Early Child Marriage Prevention
When parents are in a financially compromising position, they may seek another resource that can provide for their child. Due to a variety of factors, girls can be promised as brides to typically much older, financially stable men who often inflict pain, suffering, and trauma on girls who are yet to be of a marriage-appropriate age. World Concern facilitators work in communities where early child marriage rates are high to keep children, particularly girls, in school and provide trainings to families so that they become aware of the dangers of early-child marriage and what they can do to prevent it. Through scholarships to students and savings-and-loans skills training to parents, they can financially support their family's needs and keep their children safe and in their care.

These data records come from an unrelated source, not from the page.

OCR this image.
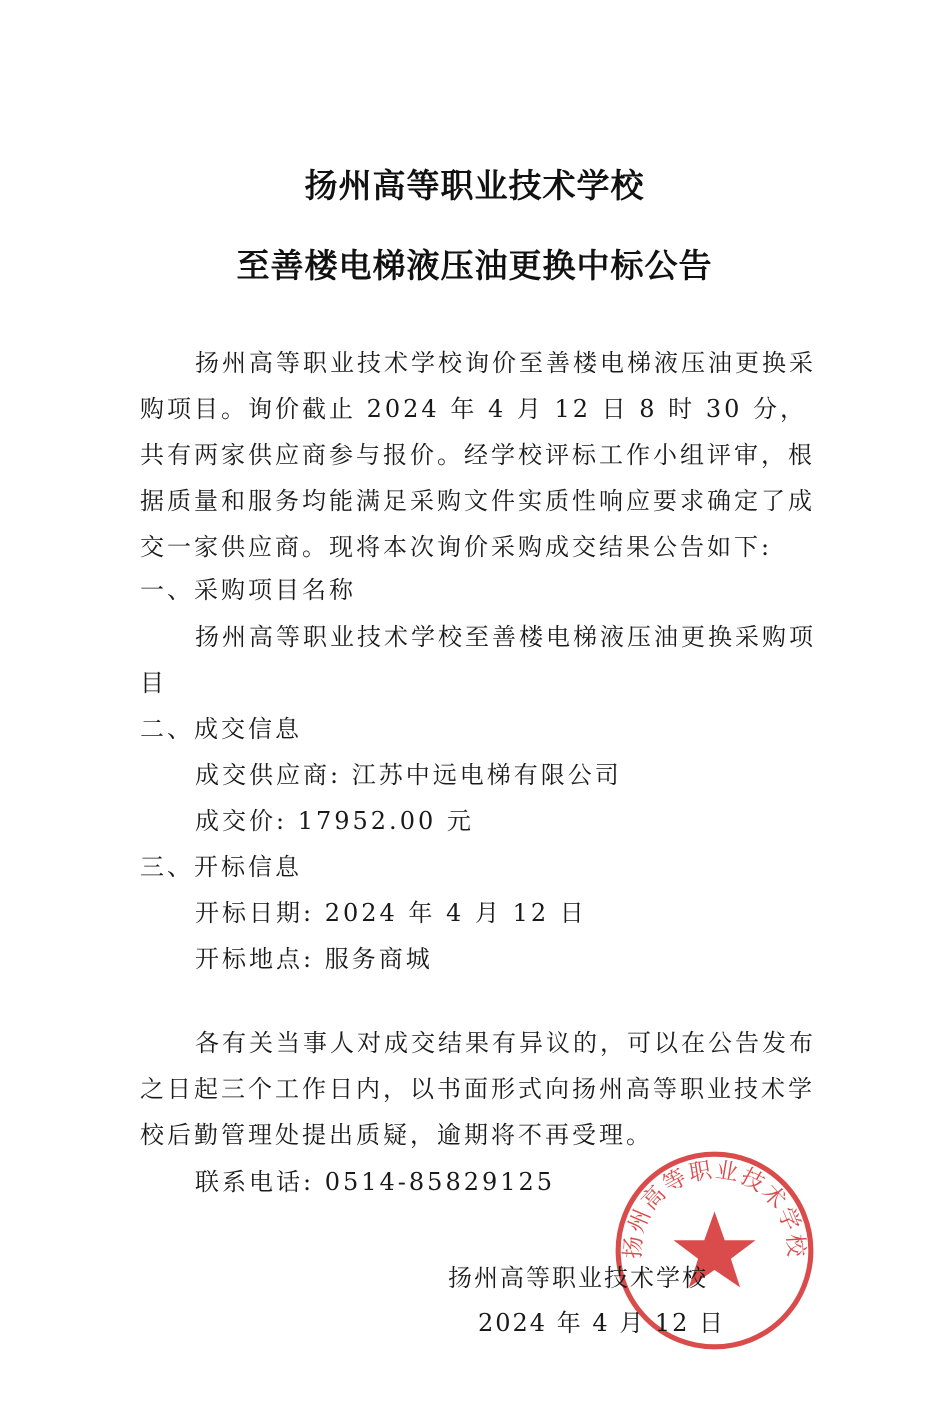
扬州高等职业技术学校
至善楼电梯液压油更换中标公告
扬州高等职业技术学校询价至善楼电梯液压油更换采购项目。询价截止 2024 年 4 月 12 日 8 时 30 分，共有两家供应商参与报价。经学校评标工作小组评审，根据质量和服务均能满足采购文件实质性响应要求确定了成交一家供应商。现将本次询价采购成交结果公告如下:
一、采购项目名称
扬州高等职业技术学校至善楼电梯液压油更换采购项
目
二、成交信息
成交供应商: 江苏中远电梯有限公司
成交价: 17952.00 元
三、开标信息
开标日期: 2024 年 4 月 12 日
开标地点: 服务商城
各有关当事人对成交结果有异议的，可以在公告发布之日起三个工作日内，以书面形式向扬州高等职业技术学校后勤管理处提出质疑，逾期将不再受理。
联系电话: 0514-85829125
扬州高等职业技术学校
扬州高等职业技术学校
2024 年 4 月 12 日
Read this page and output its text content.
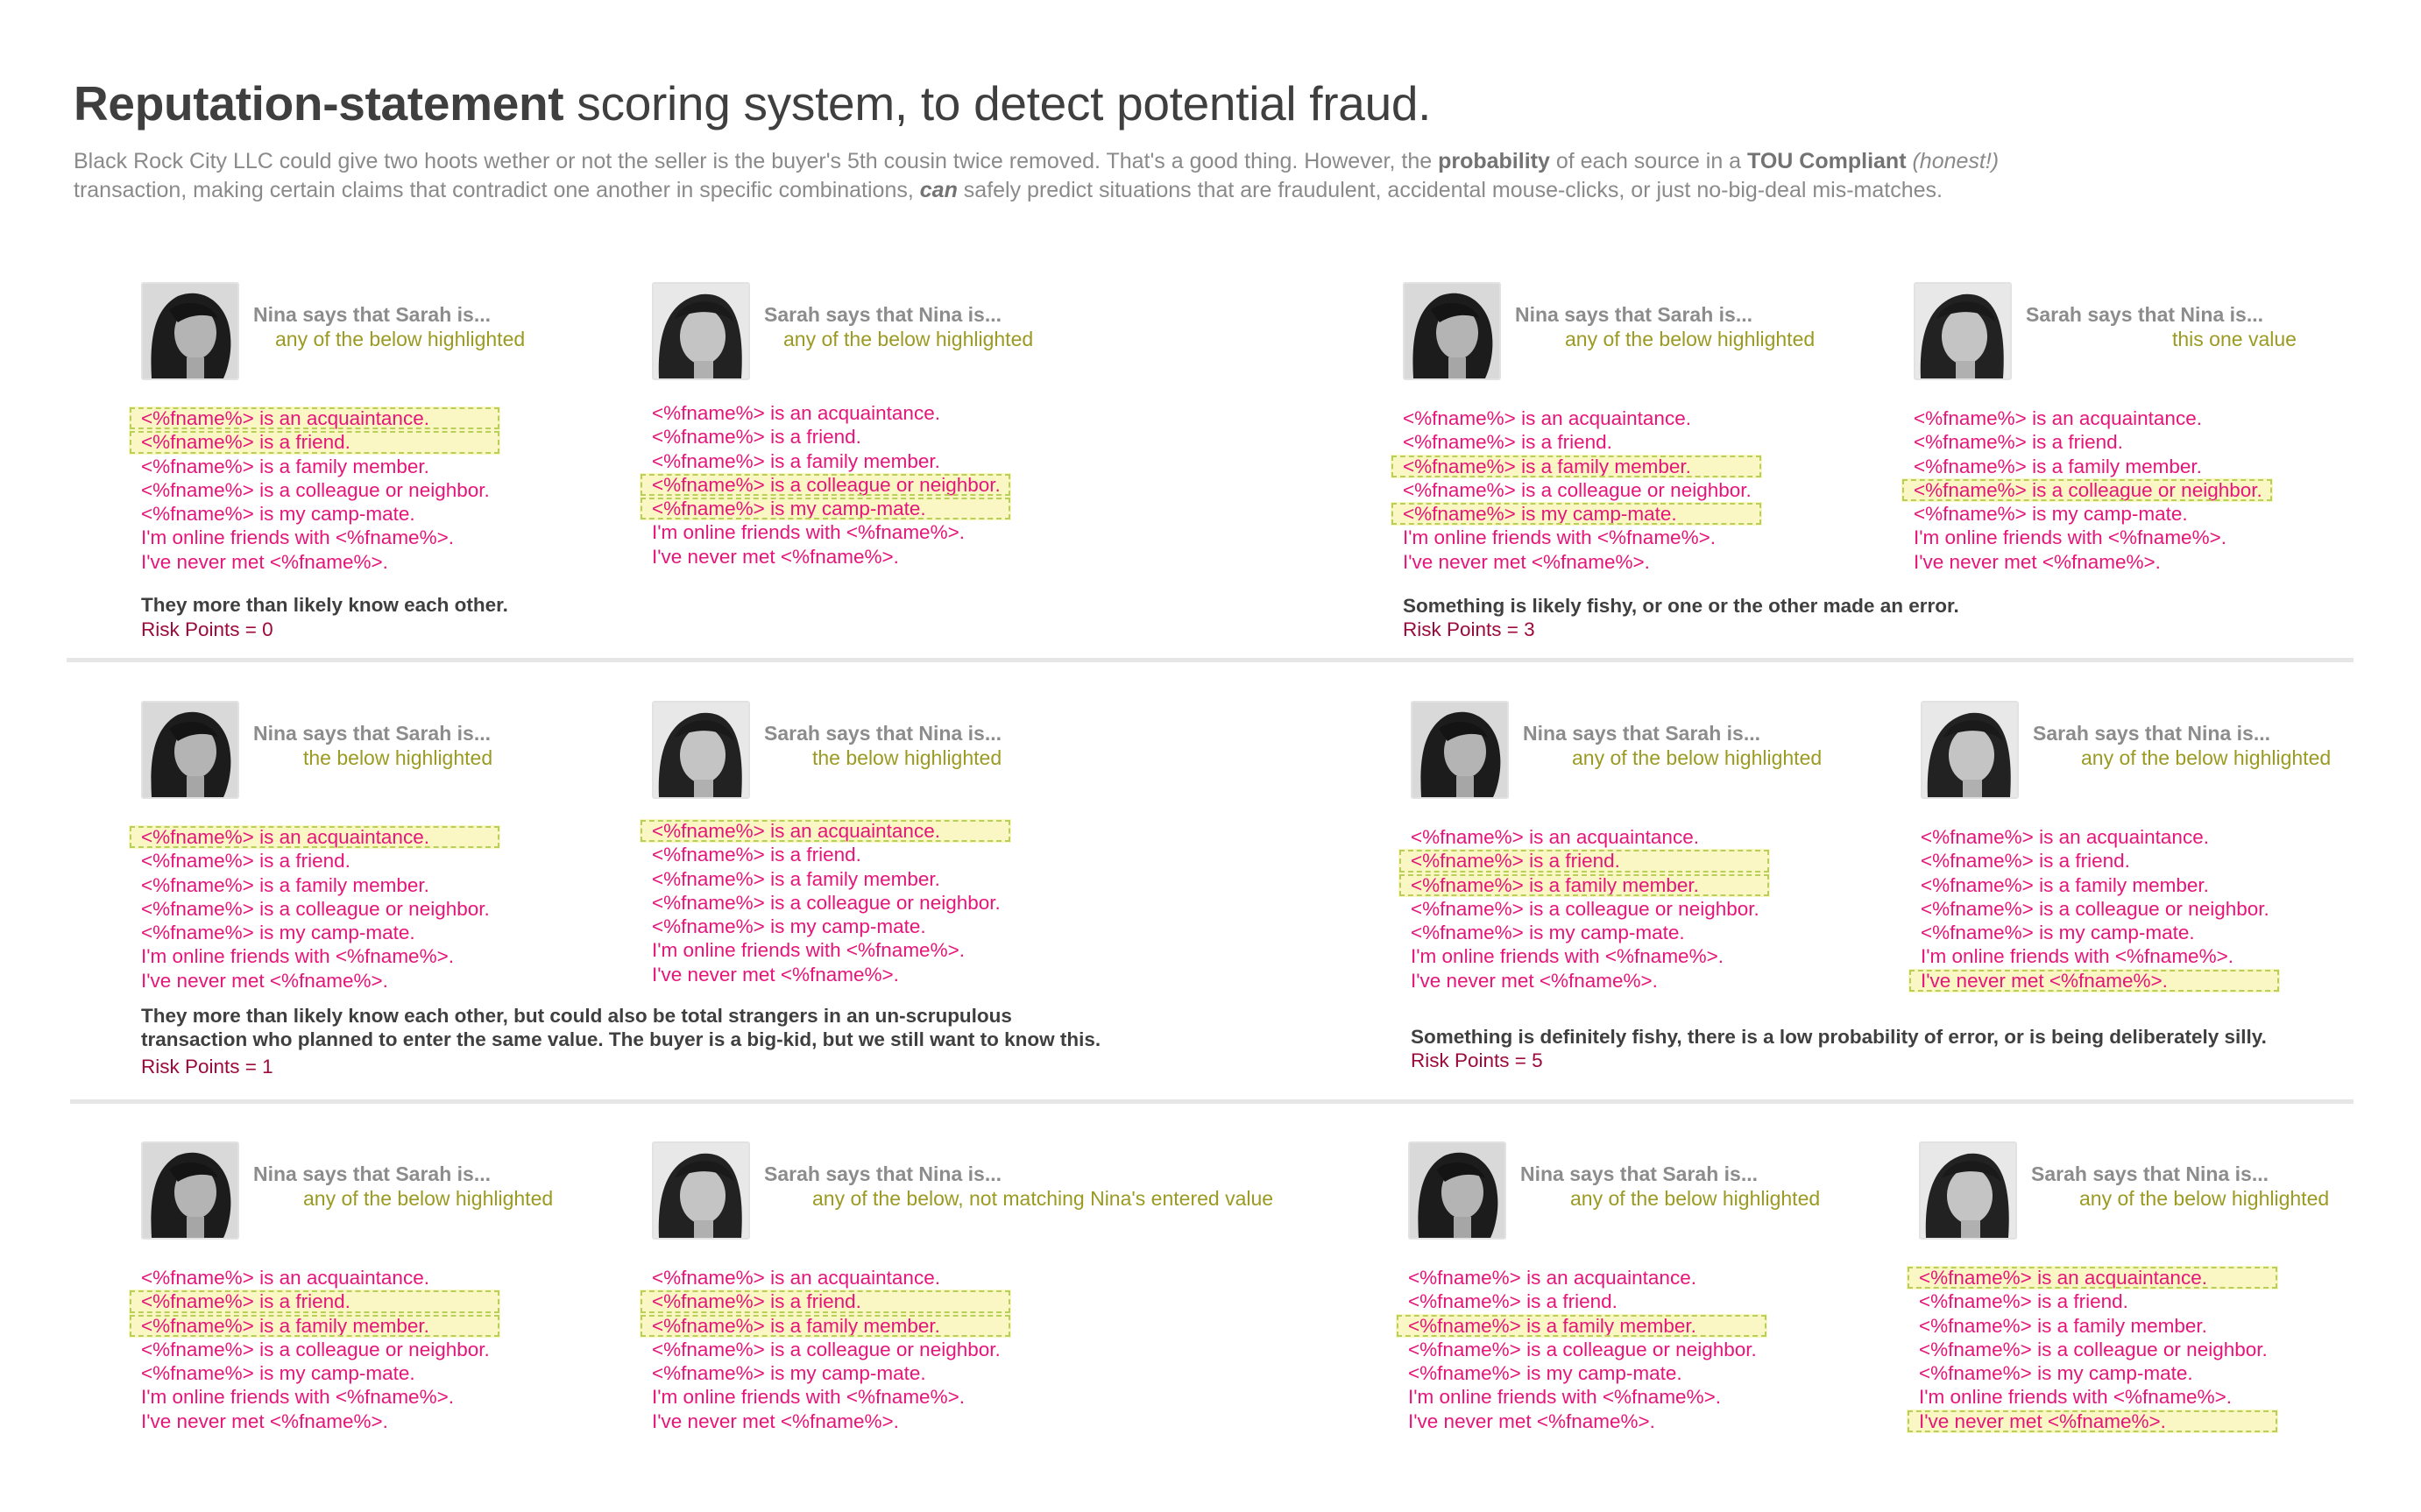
Reputation-statement scoring system, to detect potential fraud.
Black Rock City LLC could give two hoots wether or not the seller is the buyer's 5th cousin twice removed. That's a good thing. However, the probability of each source in a TOU Compliant (honest!)
transaction, making certain claims that contradict one another in specific combinations, can safely predict situations that are fraudulent, accidental mouse-clicks, or just no-big-deal mis-matches.
Nina says that Sarah is...
any of the below highlighted
<%fname%> is an acquaintance.
<%fname%> is a friend.
<%fname%> is a family member.
<%fname%> is a colleague or neighbor.
<%fname%> is my camp-mate.
I'm online friends with <%fname%>.
I've never met <%fname%>.
Sarah says that Nina is...
any of the below highlighted
<%fname%> is an acquaintance.
<%fname%> is a friend.
<%fname%> is a family member.
<%fname%> is a colleague or neighbor.
<%fname%> is my camp-mate.
I'm online friends with <%fname%>.
I've never met <%fname%>.
They more than likely know each other.
Risk Points = 0
Nina says that Sarah is...
any of the below highlighted
<%fname%> is an acquaintance.
<%fname%> is a friend.
<%fname%> is a family member.
<%fname%> is a colleague or neighbor.
<%fname%> is my camp-mate.
I'm online friends with <%fname%>.
I've never met <%fname%>.
Sarah says that Nina is...
this one value
<%fname%> is an acquaintance.
<%fname%> is a friend.
<%fname%> is a family member.
<%fname%> is a colleague or neighbor.
<%fname%> is my camp-mate.
I'm online friends with <%fname%>.
I've never met <%fname%>.
Something is likely fishy, or one or the other made an error.
Risk Points = 3
Nina says that Sarah is...
the below highlighted
<%fname%> is an acquaintance.
<%fname%> is a friend.
<%fname%> is a family member.
<%fname%> is a colleague or neighbor.
<%fname%> is my camp-mate.
I'm online friends with <%fname%>.
I've never met <%fname%>.
Sarah says that Nina is...
the below highlighted
<%fname%> is an acquaintance.
<%fname%> is a friend.
<%fname%> is a family member.
<%fname%> is a colleague or neighbor.
<%fname%> is my camp-mate.
I'm online friends with <%fname%>.
I've never met <%fname%>.
They more than likely know each other, but could also be total strangers in an un-scrupulous
transaction who planned to enter the same value. The buyer is a big-kid, but we still want to know this.
Risk Points = 1
Nina says that Sarah is...
any of the below highlighted
<%fname%> is an acquaintance.
<%fname%> is a friend.
<%fname%> is a family member.
<%fname%> is a colleague or neighbor.
<%fname%> is my camp-mate.
I'm online friends with <%fname%>.
I've never met <%fname%>.
Sarah says that Nina is...
any of the below highlighted
<%fname%> is an acquaintance.
<%fname%> is a friend.
<%fname%> is a family member.
<%fname%> is a colleague or neighbor.
<%fname%> is my camp-mate.
I'm online friends with <%fname%>.
I've never met <%fname%>.
Something is definitely fishy, there is a low probability of error, or is being deliberately silly.
Risk Points = 5
Nina says that Sarah is...
any of the below highlighted
<%fname%> is an acquaintance.
<%fname%> is a friend.
<%fname%> is a family member.
<%fname%> is a colleague or neighbor.
<%fname%> is my camp-mate.
I'm online friends with <%fname%>.
I've never met <%fname%>.
Sarah says that Nina is...
any of the below, not matching Nina's entered value
<%fname%> is an acquaintance.
<%fname%> is a friend.
<%fname%> is a family member.
<%fname%> is a colleague or neighbor.
<%fname%> is my camp-mate.
I'm online friends with <%fname%>.
I've never met <%fname%>.
Nina says that Sarah is...
any of the below highlighted
<%fname%> is an acquaintance.
<%fname%> is a friend.
<%fname%> is a family member.
<%fname%> is a colleague or neighbor.
<%fname%> is my camp-mate.
I'm online friends with <%fname%>.
I've never met <%fname%>.
Sarah says that Nina is...
any of the below highlighted
<%fname%> is an acquaintance.
<%fname%> is a friend.
<%fname%> is a family member.
<%fname%> is a colleague or neighbor.
<%fname%> is my camp-mate.
I'm online friends with <%fname%>.
I've never met <%fname%>.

Training on Child Rights and Caretaker Champions
Children’s voices are increasingly important in the fight for their protection and safety. Many youth involved in World Concern programs are trained on the UN’s “The Convention on the Rights of the Child” so that they are able to voice their needs, be their own advocate, and attain the protection they deserve. Caretaker Committees are established alongside these trainings so that adults in the communities we serve can also advocate for their children, protect them from harm, and improve the mechanisms that support a healthy, positive, and safe childhood.